Although China’s IFE market enters the competition relatively late, it has the advantage of being new to market and utilizes many of the new technological developments and advancements that have occurred in recent years compared to some systems that are still tied to legacy architecture and hardware. With the high proportion of newly purchased aircraft that are to be rolled out in the next five years, this advantage provides a broad space for the advanced technologies and new systems that will be introduced by China’s IFE market. Furthermore, Chinese airlines perceive IFE equipment as an investment that will produce a compound yield. The anticipation is to not only utilize IFE to attract passengers and make them comfortable en route, but also introduce new business models from the highly successful, ground-based Chinese consumer market, to make new profit growth points.

For the last few years, portable consumer electronic products have prevailed. A high percentage of passengers bring numerous PEDs on-board, such as, smart phones, iPhones, tablets, and iPads – just to mention a few. China’s mobile communication and wireless network market is the largest in the world, and individual users expect to get information and entertainment by their portable electronic devices. Therefore, with passengers’ active demands and Chinese airlines’ evolving expectations, there is a rapid shift from traditional IFE to new IFE centering on mobile communication and wireless networks, i.e. IFEC (IFE & Connectivity) where passengers will not only log onto the on-board media server via a cabin wireless LAN to get their entertainment and information service, but also enjoy mobile communication and Internet service via satellite or air-to-ground broadband communications.

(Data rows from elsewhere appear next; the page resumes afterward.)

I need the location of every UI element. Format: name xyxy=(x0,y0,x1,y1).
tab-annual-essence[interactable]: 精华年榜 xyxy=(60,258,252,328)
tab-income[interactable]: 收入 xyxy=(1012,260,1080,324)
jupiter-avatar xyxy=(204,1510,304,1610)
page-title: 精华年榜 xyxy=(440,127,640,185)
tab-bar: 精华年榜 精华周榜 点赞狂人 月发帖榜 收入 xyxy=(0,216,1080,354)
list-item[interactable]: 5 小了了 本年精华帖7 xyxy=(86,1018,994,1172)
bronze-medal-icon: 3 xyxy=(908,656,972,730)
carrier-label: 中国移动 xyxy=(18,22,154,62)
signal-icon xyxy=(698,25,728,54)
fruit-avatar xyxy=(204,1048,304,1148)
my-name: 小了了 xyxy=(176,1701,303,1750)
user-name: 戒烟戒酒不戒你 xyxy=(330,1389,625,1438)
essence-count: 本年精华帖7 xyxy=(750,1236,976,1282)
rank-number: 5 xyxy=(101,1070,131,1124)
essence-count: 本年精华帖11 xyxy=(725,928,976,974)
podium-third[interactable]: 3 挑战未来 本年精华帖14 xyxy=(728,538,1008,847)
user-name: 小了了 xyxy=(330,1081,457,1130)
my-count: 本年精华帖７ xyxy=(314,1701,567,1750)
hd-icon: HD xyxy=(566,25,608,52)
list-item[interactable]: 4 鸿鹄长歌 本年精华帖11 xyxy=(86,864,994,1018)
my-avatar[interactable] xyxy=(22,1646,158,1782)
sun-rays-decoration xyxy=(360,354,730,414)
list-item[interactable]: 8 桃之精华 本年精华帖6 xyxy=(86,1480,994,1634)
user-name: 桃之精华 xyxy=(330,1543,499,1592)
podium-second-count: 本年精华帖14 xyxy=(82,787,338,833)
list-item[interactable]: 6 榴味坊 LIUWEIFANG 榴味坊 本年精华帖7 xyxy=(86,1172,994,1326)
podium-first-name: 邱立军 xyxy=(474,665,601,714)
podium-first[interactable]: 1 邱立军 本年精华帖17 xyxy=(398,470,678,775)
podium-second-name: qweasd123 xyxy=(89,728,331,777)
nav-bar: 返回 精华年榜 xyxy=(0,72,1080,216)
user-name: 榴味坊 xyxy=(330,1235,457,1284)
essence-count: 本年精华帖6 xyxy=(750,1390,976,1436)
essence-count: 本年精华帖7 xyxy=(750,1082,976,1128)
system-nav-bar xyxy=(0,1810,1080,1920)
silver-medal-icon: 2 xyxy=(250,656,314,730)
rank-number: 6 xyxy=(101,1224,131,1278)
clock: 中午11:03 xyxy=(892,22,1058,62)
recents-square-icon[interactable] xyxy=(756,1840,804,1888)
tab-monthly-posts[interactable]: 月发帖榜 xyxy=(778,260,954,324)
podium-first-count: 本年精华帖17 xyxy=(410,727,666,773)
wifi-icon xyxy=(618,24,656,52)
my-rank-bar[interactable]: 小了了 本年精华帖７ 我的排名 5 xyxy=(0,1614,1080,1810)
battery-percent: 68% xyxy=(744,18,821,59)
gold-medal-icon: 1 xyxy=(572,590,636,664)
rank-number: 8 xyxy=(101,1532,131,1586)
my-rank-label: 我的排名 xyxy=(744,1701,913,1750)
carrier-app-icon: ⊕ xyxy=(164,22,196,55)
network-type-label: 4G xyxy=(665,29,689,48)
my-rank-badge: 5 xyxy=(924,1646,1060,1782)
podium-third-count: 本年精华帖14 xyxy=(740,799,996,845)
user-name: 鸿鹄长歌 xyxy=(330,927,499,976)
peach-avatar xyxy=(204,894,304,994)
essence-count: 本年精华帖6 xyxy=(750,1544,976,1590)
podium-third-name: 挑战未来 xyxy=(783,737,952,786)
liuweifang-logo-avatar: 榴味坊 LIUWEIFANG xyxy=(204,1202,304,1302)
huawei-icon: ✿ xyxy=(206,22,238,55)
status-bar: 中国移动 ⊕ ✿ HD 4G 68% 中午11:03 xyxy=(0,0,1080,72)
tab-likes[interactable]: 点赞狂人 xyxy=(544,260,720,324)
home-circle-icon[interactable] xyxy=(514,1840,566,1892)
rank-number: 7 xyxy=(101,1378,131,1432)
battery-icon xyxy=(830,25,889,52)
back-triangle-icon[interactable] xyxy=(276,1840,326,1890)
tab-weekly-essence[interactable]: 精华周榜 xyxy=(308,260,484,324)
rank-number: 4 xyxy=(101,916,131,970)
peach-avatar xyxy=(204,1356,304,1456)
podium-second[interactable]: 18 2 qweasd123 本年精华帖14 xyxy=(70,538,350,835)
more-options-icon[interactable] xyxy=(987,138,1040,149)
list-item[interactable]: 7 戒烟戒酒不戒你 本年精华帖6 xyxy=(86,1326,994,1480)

Today’s Chinese airlines are being driven by the new ground-based technologies to transform their onboard service to meet their passengers’ needs and expectations. Currently, most of the services are one-directional, such as, providing pre-set video programs that are not selectable. However, with the introduction of mobile communication and wireless networks into the cabin, airlines will start to provide personalized and customized services giving more freedom to their passengers. Firstly, passengers can freely select traditional entertainment, gaming and information services using their personal electronic devices. Meanwhile, Chinese airlines plan to introduce new services, drawing on the experiences especially from the mature services of the consumer market such as electronic commerce and social networking. For example, they will use TAOBAO, which competes with ebay, and SINA WEIBO which is considered ‘China’s Twitter’. Directed by those new services, new business models are beginning to take form… Additionally, airlines can merge the ground and in-air service to promote other innovative business models, such as, all-in-one customized service for VIP passengers. Additionally, working with advertising companies the airlines can develop personalized advertisements that can be pushed at specific passenger demographics.